There has been a variety of Third World approaches to international economic governance in the last century or so. This chapter traces three broad approaches. While there are common themes among them, each roughly represents a period during which it was or is ascendant. However, elements of each can be found within the three periods. All three approaches represent traditional Third World concerns on international economic governance. The three approaches traced here are the National Economic Control (NEC) approach, the New International Economic Order (NIEO) approach and finally the Regime Bias approach adopted by scholars of the Third World Approaches to International Law (TWAIL) network. The NEC approach ascendant in the nineteenth century asserts national

economic sovereignty and rejects external economic controls. By asserting national economic control, Third World countries asserted their right to exercise control over foreign investors under their own laws so that foreign investors had no more rights than local investors. Under the NIEO approach, Third World countries proceed from the premise that the market does not always allocate resources towards fulfilling their most important needs such as addressing poverty. Third World countries therefore argue in favour of enacting interventions to address the blind spots and narrow focus of market governance on issues such as efficiency to the exclusion of values such as distributive equity and fairness. Levelling the playing field for Third World countries within the free market model of international economic governance is a crucial goal under this approach.
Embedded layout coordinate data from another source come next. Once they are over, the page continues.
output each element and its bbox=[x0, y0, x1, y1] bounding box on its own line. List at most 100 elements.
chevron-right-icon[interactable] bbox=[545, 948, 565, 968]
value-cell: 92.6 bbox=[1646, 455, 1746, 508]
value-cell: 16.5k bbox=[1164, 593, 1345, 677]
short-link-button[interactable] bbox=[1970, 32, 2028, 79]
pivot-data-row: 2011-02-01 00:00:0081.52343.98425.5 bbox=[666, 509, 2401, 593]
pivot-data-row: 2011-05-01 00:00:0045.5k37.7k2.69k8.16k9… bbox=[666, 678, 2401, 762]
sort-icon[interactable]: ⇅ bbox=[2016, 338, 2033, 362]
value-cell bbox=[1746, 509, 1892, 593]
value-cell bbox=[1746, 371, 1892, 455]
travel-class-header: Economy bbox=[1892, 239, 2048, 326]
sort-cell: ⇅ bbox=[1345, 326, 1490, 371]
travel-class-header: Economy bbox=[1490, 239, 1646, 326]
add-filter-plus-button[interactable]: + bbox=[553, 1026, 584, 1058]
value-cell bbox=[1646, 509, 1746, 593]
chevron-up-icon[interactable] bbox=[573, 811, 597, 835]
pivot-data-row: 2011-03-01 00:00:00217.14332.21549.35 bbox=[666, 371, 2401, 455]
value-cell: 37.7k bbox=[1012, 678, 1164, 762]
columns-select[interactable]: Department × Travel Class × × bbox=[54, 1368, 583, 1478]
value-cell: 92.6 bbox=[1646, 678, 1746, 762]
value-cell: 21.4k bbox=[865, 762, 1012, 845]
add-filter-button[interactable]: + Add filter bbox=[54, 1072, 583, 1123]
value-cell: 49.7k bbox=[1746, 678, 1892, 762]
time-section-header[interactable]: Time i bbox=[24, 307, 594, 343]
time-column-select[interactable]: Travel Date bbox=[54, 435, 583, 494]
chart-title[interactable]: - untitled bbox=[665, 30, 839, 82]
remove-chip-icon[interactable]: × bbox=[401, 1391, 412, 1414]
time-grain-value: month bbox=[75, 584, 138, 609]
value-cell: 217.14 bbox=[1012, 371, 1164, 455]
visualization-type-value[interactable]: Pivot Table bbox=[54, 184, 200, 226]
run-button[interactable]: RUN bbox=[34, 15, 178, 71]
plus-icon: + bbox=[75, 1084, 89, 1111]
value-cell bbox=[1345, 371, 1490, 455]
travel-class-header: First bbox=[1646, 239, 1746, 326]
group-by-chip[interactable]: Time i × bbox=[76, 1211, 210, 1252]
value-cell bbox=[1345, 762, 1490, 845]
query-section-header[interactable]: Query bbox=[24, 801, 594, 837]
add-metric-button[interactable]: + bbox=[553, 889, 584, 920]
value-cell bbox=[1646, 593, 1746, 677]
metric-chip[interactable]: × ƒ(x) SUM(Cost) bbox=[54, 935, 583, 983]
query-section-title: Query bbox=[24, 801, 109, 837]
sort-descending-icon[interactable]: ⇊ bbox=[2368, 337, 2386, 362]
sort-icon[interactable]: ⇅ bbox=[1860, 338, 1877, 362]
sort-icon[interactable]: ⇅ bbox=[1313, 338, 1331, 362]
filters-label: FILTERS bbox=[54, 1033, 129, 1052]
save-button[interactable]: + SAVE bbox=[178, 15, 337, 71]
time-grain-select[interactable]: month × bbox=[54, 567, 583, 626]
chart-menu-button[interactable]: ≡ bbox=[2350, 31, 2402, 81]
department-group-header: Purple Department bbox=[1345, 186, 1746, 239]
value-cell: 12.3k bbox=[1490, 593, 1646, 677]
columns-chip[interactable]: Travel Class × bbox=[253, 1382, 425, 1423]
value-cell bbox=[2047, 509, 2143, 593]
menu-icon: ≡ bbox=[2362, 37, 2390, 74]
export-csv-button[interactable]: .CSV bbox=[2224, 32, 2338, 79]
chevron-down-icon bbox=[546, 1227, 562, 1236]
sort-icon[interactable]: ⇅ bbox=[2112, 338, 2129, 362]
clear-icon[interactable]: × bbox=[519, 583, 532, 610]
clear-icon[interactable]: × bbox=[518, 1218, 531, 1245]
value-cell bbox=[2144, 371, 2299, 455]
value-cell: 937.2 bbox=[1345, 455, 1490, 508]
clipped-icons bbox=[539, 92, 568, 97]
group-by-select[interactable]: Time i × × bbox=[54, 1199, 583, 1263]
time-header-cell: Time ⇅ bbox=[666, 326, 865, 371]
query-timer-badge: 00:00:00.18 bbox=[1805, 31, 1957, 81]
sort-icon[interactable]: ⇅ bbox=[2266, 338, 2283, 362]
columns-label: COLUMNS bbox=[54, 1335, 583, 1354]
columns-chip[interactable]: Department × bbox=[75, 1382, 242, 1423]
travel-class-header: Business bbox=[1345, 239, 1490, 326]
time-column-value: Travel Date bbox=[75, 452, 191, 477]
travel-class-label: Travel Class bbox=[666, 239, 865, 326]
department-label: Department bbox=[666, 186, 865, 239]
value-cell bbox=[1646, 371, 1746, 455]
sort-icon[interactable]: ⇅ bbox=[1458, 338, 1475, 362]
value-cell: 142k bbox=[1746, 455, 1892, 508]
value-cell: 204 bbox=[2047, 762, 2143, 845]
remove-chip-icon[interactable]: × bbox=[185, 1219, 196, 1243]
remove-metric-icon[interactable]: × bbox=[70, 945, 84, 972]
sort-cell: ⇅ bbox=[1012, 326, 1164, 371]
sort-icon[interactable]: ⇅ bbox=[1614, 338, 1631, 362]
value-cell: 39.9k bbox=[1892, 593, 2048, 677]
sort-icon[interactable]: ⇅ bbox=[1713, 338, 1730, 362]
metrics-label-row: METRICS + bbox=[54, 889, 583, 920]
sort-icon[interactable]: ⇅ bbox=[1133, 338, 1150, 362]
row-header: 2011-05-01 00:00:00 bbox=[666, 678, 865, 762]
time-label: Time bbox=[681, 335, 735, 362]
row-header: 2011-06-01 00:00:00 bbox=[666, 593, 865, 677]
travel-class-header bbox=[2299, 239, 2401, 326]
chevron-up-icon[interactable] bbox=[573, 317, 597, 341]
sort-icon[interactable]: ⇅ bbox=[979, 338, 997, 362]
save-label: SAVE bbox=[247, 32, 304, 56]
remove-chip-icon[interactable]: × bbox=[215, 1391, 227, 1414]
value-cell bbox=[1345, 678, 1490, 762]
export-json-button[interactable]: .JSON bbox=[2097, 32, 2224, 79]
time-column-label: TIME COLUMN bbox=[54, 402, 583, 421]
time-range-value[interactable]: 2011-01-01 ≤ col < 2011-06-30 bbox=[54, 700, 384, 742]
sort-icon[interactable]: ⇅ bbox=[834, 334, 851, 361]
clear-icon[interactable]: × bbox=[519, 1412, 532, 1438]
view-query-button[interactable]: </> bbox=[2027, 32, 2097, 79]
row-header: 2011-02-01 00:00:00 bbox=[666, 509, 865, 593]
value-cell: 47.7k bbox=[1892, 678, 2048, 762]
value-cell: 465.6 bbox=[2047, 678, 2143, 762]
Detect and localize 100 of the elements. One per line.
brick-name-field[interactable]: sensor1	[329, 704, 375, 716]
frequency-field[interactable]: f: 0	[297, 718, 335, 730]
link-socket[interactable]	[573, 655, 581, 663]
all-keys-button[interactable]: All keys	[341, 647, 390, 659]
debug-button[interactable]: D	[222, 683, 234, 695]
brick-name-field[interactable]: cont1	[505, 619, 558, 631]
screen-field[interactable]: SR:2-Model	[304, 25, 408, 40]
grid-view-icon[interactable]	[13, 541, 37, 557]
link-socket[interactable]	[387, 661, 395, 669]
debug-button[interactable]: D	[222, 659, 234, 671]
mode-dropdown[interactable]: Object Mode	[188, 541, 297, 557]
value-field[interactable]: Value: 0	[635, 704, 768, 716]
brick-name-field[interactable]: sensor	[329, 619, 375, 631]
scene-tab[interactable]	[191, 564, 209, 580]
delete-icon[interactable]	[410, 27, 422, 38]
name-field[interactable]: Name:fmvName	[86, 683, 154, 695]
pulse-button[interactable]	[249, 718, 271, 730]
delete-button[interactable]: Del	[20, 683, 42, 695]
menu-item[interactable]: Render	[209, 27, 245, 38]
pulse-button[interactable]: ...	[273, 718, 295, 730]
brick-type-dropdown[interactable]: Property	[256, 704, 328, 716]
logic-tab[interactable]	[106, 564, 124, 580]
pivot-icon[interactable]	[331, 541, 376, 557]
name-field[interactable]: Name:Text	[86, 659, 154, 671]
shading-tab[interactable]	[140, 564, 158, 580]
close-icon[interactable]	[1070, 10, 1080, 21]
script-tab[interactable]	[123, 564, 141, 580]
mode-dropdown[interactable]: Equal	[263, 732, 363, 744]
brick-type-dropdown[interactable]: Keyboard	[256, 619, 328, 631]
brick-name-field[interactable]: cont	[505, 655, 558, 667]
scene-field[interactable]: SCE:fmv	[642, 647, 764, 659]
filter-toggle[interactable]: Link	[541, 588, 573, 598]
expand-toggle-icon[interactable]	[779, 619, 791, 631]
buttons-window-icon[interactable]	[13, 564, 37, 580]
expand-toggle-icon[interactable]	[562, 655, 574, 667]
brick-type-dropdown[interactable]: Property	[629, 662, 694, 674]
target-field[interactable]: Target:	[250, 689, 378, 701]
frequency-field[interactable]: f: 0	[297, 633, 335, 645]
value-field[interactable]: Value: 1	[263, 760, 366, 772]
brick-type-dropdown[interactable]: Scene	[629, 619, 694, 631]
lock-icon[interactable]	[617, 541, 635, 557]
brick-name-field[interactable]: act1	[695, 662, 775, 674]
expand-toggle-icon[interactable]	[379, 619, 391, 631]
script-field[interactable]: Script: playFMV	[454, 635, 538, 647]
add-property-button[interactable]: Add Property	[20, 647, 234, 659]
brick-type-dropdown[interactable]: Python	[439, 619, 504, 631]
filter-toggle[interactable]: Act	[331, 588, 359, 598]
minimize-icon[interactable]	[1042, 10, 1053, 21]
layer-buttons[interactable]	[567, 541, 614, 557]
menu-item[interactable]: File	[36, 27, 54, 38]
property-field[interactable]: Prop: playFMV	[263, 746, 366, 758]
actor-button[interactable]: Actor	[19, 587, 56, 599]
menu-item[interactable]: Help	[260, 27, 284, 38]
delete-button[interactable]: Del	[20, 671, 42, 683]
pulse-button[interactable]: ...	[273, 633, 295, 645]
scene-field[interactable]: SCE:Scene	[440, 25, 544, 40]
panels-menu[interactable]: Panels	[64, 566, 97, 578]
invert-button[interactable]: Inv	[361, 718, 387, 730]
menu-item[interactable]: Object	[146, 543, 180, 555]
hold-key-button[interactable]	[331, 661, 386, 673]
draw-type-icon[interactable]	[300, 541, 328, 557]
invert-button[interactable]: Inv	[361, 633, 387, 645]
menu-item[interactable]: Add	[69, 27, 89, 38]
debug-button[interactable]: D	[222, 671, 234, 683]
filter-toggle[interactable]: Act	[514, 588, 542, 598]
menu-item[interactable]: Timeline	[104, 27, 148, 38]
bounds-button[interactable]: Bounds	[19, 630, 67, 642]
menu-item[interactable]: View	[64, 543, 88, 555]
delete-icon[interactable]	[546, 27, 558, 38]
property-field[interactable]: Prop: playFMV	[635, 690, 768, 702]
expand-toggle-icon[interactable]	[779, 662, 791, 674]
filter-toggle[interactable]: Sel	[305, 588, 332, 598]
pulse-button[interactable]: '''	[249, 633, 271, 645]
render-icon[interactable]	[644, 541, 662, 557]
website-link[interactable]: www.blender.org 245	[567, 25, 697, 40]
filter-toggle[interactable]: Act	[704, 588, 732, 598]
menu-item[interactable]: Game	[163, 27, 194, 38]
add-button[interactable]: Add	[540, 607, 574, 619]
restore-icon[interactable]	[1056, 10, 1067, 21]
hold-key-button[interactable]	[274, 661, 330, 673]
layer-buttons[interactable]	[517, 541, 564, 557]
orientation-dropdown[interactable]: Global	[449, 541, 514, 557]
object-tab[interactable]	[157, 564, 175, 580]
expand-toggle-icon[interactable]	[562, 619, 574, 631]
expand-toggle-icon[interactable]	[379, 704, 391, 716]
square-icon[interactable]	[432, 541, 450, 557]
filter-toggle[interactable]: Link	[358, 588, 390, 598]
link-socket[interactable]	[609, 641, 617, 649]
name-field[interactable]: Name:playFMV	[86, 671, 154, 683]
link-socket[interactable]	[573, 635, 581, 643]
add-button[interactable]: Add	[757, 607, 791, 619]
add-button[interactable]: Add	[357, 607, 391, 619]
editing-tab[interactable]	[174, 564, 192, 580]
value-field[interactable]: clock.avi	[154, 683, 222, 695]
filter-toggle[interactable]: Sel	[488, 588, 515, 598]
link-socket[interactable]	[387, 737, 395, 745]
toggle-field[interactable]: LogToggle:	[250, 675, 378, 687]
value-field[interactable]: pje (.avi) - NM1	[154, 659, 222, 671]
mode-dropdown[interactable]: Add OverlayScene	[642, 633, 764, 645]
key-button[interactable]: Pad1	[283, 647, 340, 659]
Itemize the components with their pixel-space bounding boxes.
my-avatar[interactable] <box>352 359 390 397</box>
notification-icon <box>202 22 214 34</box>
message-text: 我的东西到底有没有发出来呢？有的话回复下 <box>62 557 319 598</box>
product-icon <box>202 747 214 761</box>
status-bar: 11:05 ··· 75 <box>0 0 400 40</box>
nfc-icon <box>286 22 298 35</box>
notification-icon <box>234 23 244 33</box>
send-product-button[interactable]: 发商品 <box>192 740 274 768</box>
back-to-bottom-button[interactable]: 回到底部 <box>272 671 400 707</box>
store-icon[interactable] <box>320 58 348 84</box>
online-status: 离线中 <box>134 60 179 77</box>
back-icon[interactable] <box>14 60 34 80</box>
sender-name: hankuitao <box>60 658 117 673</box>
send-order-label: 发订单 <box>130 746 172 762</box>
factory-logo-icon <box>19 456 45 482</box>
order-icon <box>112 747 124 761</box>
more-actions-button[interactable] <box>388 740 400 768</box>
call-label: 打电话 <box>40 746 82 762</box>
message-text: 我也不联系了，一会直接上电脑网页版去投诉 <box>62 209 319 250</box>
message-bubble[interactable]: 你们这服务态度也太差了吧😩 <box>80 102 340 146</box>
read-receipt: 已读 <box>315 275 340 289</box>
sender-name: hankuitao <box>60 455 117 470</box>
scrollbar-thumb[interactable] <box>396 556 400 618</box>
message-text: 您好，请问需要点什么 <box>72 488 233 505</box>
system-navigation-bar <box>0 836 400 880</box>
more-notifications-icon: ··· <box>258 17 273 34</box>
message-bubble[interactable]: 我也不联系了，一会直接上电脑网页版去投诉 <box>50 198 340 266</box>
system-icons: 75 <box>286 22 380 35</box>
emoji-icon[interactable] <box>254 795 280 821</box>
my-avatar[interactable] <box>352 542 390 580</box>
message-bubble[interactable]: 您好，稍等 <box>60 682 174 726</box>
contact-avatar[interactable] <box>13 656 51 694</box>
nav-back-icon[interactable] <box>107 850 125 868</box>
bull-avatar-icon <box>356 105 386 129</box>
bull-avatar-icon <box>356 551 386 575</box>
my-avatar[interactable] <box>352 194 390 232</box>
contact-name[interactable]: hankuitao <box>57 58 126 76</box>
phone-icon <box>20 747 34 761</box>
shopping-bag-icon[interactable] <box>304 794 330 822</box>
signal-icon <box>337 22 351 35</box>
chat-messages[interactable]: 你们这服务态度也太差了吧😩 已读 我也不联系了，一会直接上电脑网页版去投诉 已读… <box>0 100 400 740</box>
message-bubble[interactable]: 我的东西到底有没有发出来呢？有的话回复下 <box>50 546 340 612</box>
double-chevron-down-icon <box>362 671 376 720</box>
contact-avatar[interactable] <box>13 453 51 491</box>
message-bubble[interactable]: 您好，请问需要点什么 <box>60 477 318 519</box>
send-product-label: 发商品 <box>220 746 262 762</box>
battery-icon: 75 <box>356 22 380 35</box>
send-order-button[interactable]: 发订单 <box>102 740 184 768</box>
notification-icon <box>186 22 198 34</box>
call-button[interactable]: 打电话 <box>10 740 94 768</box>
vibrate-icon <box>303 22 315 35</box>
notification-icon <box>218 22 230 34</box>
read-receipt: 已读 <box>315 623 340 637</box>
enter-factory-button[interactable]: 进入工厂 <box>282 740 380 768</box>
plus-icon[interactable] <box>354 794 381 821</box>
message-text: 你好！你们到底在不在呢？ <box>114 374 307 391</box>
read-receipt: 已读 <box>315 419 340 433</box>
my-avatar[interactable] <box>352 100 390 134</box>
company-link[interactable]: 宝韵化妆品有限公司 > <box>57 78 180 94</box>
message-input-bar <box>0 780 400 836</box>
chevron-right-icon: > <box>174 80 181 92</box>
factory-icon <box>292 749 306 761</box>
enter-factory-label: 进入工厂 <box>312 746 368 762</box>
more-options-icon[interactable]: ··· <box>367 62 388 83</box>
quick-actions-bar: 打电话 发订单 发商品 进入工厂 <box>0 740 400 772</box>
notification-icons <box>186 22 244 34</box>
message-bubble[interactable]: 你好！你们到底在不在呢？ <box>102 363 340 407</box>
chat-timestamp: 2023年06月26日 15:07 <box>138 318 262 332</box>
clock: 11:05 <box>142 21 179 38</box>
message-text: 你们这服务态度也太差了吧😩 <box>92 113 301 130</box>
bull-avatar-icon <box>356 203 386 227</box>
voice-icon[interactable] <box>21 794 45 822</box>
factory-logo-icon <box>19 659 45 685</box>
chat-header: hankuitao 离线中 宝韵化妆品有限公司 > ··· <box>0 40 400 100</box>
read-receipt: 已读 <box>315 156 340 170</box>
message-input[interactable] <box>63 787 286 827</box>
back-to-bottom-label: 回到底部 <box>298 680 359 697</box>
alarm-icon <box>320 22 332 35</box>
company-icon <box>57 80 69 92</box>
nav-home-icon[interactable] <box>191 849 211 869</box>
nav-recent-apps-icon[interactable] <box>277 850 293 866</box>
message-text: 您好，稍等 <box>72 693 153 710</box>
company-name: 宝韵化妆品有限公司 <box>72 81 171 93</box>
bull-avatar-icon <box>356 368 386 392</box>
Finally, the Regime Bias approach illustrates how the rules of the international trading regime disempower some of the most vulnerable members of the international economic order inconsistently with its liberal promise of even-handedness. It does so by examining the choices made between alternative meanings ascribed to a particular rule in its application by an administrative agency or at the adjudication stage by a domestic judicial body or an international tribunal. One of its primary strengths is in showing that legal rules are often as capable of being construed favourably or unfavourably towards vulnerable economies. Each of these three approaches is discussed in turn, before some concluding

remarks on the relationships between them are made in the conclusion to the chapter.